Machine Vision is a survey of tech-based photographic works by Michael Borowski, Kurt Caviezel, Adam Chin, Rashed Haq, Noelle Mason, Drew Nikonowicz, Maija Tammi, and Corinne Vionnet. This exhibition explores our evolving creative relationship with new technologies, especially where our subjects and original sources are mediated in part by computers and/or industrial science.


MARCH 3 – APRIL 29, 2023


MICHAEL BOROWSKI, KURT CAVIEZEL,

ADAM CHIN, RASHED HAQ,

NOELLE MASON, DREW NIKONOWICZ,

MAIJA TAMMI, & CORINNE VIONNET



In Noelle Mason’s collaboration with the machine, paintings and sculptures are examined by x-ray, revealing underlying layers to the artworks and creating a tension between the finished creations and their process. In an abbreviated selection of Rashed Haq's Human Trials project, the artist has retrained artificial intelligence to generate portraits of people who do not exist, pointing to the incoherency and instability of algorithmic categorization. The resulting distortions represent incomplete data sets, pointing to the corruption of synthesized intention.

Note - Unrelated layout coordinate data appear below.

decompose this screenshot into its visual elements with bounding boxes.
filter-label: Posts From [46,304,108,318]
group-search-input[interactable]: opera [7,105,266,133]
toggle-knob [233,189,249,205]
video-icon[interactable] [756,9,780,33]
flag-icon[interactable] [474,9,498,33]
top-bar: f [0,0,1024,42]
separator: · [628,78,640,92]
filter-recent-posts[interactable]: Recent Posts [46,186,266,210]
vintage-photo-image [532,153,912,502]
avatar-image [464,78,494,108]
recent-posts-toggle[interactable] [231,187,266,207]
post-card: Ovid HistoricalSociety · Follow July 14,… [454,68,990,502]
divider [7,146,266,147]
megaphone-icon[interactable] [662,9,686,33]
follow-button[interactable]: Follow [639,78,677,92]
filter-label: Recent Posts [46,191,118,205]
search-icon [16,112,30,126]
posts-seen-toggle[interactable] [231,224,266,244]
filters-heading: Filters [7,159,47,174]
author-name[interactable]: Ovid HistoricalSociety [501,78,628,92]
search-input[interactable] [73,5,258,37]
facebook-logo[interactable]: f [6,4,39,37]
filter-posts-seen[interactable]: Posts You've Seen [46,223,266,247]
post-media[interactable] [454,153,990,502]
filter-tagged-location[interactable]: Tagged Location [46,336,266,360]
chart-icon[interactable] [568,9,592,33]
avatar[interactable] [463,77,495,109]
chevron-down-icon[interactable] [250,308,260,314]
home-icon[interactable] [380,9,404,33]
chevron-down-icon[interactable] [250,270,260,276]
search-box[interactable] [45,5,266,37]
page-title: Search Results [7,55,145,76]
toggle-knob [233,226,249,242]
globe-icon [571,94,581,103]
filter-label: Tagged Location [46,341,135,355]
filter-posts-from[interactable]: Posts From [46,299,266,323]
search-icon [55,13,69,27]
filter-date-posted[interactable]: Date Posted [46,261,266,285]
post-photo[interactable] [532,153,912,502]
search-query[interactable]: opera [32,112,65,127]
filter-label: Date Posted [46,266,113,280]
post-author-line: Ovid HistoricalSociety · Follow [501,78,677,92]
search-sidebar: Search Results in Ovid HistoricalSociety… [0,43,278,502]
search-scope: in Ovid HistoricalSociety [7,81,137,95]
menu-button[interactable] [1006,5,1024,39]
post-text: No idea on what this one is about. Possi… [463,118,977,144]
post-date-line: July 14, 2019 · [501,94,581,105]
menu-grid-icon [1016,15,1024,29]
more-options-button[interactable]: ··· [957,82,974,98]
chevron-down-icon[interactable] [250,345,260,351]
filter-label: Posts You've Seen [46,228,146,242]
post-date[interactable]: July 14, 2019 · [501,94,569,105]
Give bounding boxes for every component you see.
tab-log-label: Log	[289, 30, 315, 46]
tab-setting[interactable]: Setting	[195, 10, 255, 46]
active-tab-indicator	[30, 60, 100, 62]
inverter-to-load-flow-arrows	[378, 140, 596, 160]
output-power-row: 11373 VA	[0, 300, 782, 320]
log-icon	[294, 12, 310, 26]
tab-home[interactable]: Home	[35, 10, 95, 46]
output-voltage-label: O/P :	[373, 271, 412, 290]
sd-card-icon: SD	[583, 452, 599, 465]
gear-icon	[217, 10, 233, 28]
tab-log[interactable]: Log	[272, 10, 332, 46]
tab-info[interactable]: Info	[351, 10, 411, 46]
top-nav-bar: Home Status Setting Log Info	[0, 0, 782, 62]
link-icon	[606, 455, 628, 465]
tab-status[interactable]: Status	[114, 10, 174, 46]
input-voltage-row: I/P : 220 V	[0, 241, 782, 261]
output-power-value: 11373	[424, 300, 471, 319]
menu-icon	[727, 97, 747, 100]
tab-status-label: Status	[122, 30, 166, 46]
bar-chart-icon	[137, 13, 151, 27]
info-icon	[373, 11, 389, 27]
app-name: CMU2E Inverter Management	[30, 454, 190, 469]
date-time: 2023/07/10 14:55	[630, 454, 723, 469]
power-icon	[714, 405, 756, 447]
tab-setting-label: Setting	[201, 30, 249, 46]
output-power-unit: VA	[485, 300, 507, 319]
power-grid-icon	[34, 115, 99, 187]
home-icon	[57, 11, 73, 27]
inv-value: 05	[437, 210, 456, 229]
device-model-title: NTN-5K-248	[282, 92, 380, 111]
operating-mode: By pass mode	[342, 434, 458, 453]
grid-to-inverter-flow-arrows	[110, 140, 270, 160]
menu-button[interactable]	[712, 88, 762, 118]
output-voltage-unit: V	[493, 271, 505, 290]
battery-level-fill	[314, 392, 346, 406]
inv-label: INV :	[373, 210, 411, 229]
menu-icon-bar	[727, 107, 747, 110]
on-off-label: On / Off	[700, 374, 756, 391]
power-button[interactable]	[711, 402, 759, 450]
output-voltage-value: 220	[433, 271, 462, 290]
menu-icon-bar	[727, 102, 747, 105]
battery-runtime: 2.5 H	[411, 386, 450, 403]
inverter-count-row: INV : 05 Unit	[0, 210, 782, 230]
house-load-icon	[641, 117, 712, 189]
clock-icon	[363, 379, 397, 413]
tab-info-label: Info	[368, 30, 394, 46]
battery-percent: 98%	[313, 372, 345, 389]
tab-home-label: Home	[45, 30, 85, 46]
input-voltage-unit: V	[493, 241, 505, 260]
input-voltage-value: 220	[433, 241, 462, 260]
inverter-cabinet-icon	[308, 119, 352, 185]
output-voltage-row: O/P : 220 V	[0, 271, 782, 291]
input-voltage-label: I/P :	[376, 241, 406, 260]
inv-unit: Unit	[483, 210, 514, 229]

Maija Tammi’s conceptual work, One of Them is a Human is both lovely and unsettling in its depiction of three androids and (possibly) one human. The extent to which we believe in our own fictions is one of the most persistent concerns and one that leaves us feeling vulnerable in the long run. It isn’t difficult to harbor insecurities about incoming tech when we (the noble we) have already proven to be raw data, involuntarily collected by big corporations, sold and sold again to other big corporations.

With the advent of broadly accessible AI, both commercial and fine artists are weighing the costs/benefits and the developing ethics inherent to new tech. This exhibition and its accompanying panel discussion will examine the swirling issues of authorship, bias, privacy, data collection, and the precarious impermanence of reality.